The national picture
The HCEOA’s October 2025 research—based on 679 survey responses representing more than 52,000 rented homes—shows systemic and costly enforcement delays after a judge has already granted possession. At the point of eviction, average unpaid rent stands at £12,708 across England and Wales and £19,223 in London, underscoring much higher exposure where rents are highest.
Once a possession order is made, landlords using the County Court route face an average wait of around six months, rising to over eight months in London. By contrast, 100% of High Court Enforcement Officers surveyed say they can typically set an eviction date within one month once a writ is issued.
Regional variations and growing backlogs
Wait times range from a low of about two months in Wales to an eye-watering eight‑and‑a‑half months in London, with most English regions clustered between 4.5 and 6 months. The longer waits in the capital are compounded by London’s 25% higher average rents, so arrears escalate faster while properties sit in limbo.
Capacity constraints in the County Court system amplify the backlog. In 2024 there were 41,803 warrants of possession, of which 27,582 were enforced by an estimated 350 County Court bailiffs—plus 212,407 warrants of control competing for the same scarce resources—an impossible workload.
Why the system is slowing
The report cites auto‑reply bottlenecks, phone queueing, and limited operational capacity. Furthermore, HM Courts and Tribunals Service policy now prevents County Court bailiffs from using reasonable force to evict tenants when necessary. This restriction limits what bailiffs can do on the day of eviction and increases the risk of cancellations and re-bookings, adding time and cost to the process.
What transferring up means – and the tenant safeguards
Transferring up asks a District Judge to permit enforcement by a High Court Enforcement Officer (HCEO) instead of a County Court bailiff. It does not move the case to be heard in the High Court; it changes the enforcement route once a possession order exists.
Protections remain the same: HCEOs operate under the same notice periods and rules as County Court bailiffs; fees are paid by the claimant, not the tenant; and HCEOs are personally accountable with established procedures for engaging with vulnerable people.
Access to that faster route remains uneven. In London, only 30% of transfer‑up requests are being approved, and about one in four refusals cite “no delays” despite the evidence above. Where applicants don’t ask at the possession hearing and instead apply later via Section 42, decisions typically add 3 months nationally and 3.5 months in London.
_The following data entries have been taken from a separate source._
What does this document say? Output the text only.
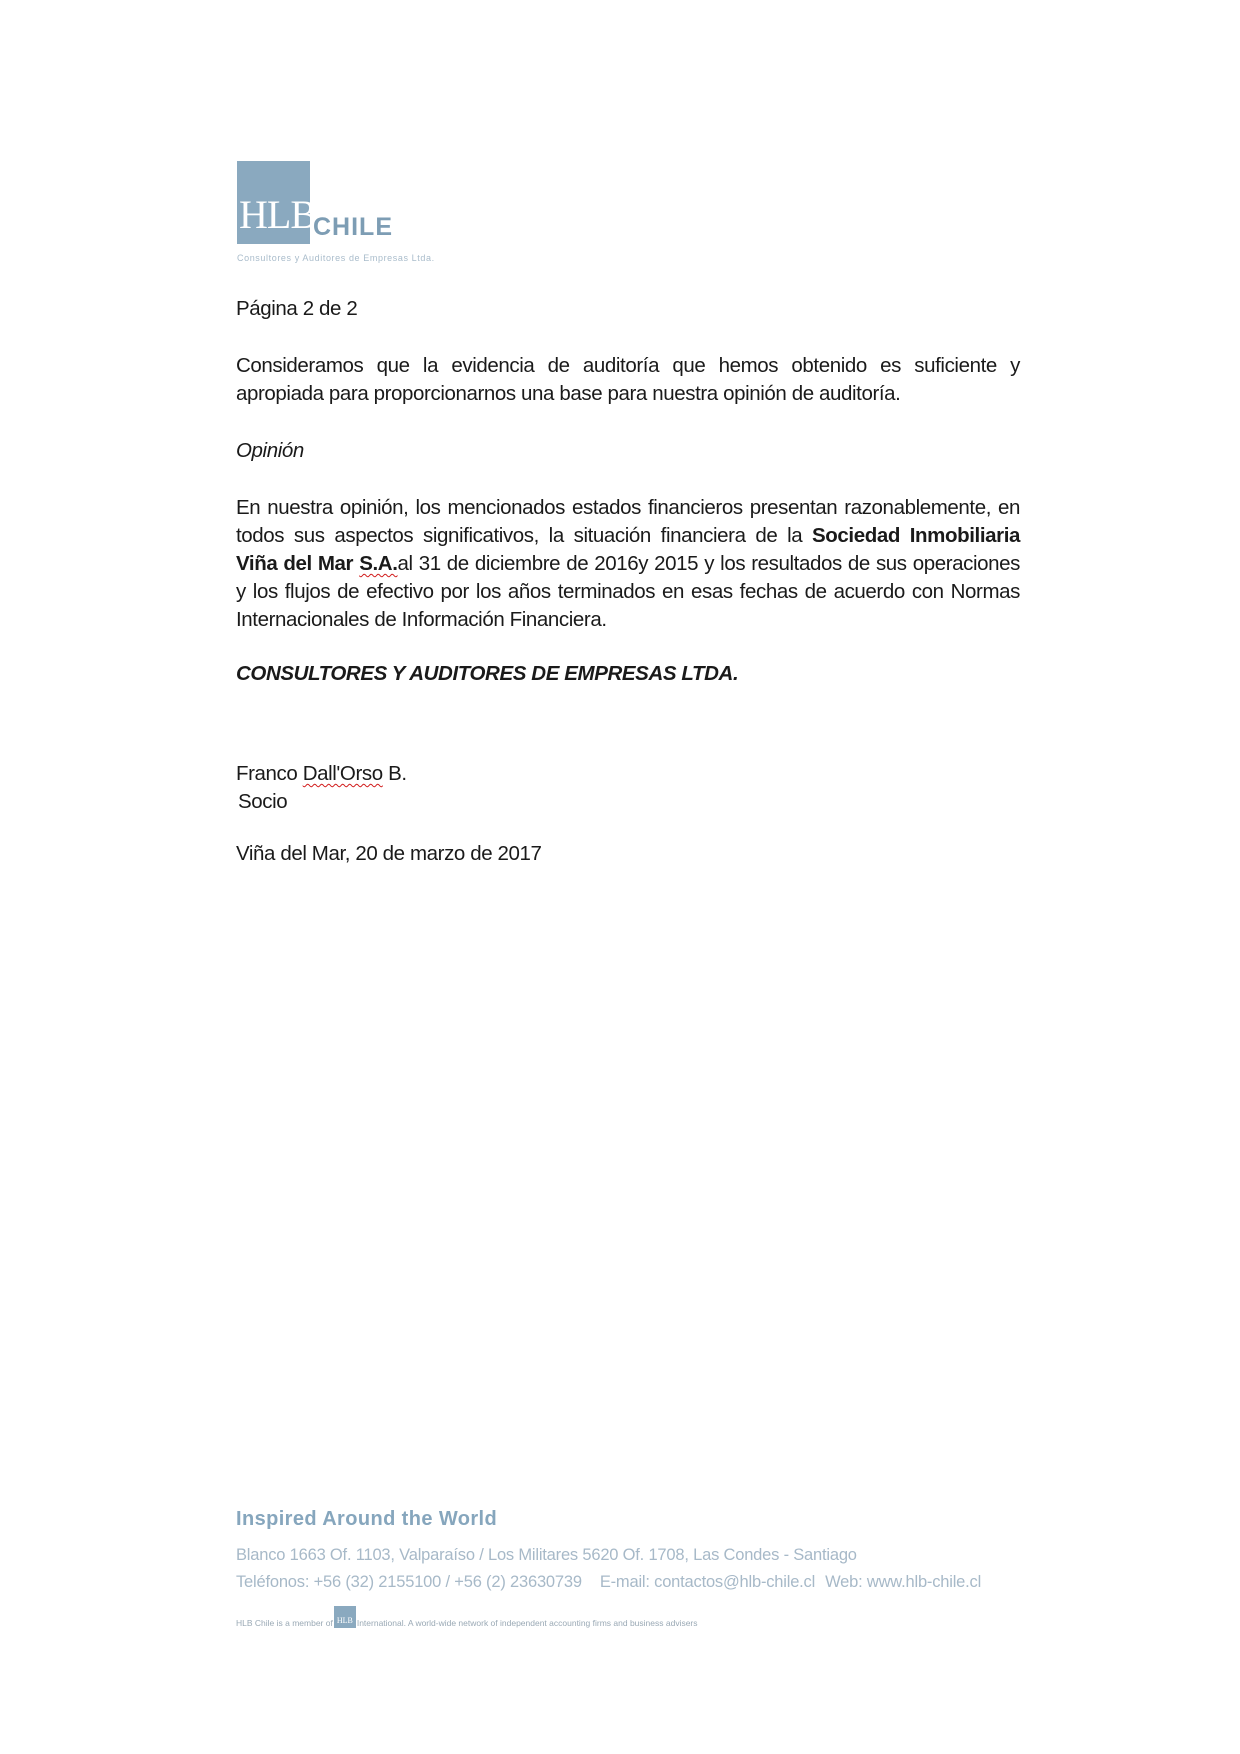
HLB
CHILE
Consultores y Auditores de Empresas Ltda.
Página 2 de 2
Consideramos que la evidencia de auditoría que hemos obtenido es suficiente y apropiada para proporcionarnos una base para nuestra opinión de auditoría.
Opinión
En nuestra opinión, los mencionados estados financieros presentan razonablemente, en todos sus aspectos significativos, la situación financiera de la Sociedad Inmobiliaria Viña del Mar S.A.al 31 de diciembre de 2016y 2015 y los resultados de sus operaciones y los flujos de efectivo por los años terminados en esas fechas de acuerdo con Normas Internacionales de Información Financiera.
CONSULTORES Y AUDITORES DE EMPRESAS LTDA.
Franco Dall'Orso B.
Socio
Viña del Mar, 20 de marzo de 2017
Inspired Around the World
Blanco 1663 Of. 1103, Valparaíso / Los Militares 5620 Of. 1708, Las Condes - Santiago
Teléfonos: +56 (32) 2155100 / +56 (2) 23630739 E-mail: contactos@hlb-chile.cl Web: www.hlb-chile.cl
HLB Chile is a member of HLB International. A world-wide network of independent accounting firms and business advisers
Importantly, tenant safeguards do not change when a case transfers up: notice periods and rules are the same as in the County Court, and fees are paid by the claimant, not the tenant.
Satisfaction scores underline the gap: in London, respondents rate County Court enforcement 2.1/10 versus 7.3/10 for High Court enforcement.
Propertymark’s position and policy asks
Propertymark supports the HCEOA in urging two immediate UK Government actions to restore timely access to justice:
- Direct the judiciary that transfer‑up requests should be allowed wherever local County Court bailiff delays are ≥3 months or where reasonable force may be required.
- Simplify the process—remove Section 42 and adopt the N293A route—to reduce administrative burden and enable future digital reforms.
These changes can be delivered immediately at no cost to the UK Government, the judiciary, tenants or debtors.
Practical steps for agents and landlords
Ask for transfer up at the possession stage
Include a request for leave to transfer enforcement to the High Court in the draft order when applying for possession—there is no extra fee to make the request at this point.
File a strong witness statement
Attach compelling evidence for why transfer up is necessary, covering:
- Documented bailiff delays (e.g., local waiting times; quote the report and official MoJ possession stats).
- Cumulative financial loss (monthly rent, arrears to date, cash‑flow impacts).
- Wider impacts (property damage, ASB, effect on neighbours, missed opportunities to re‑let).
- Risk factors indicating that reasonable force may be needed.
It is possible to apply later via a Section 42 request for leave to transfer to the High Court, although the report finds median processing is around 3 months (slightly longer in London), so building transfer‑up into an original application is more efficient.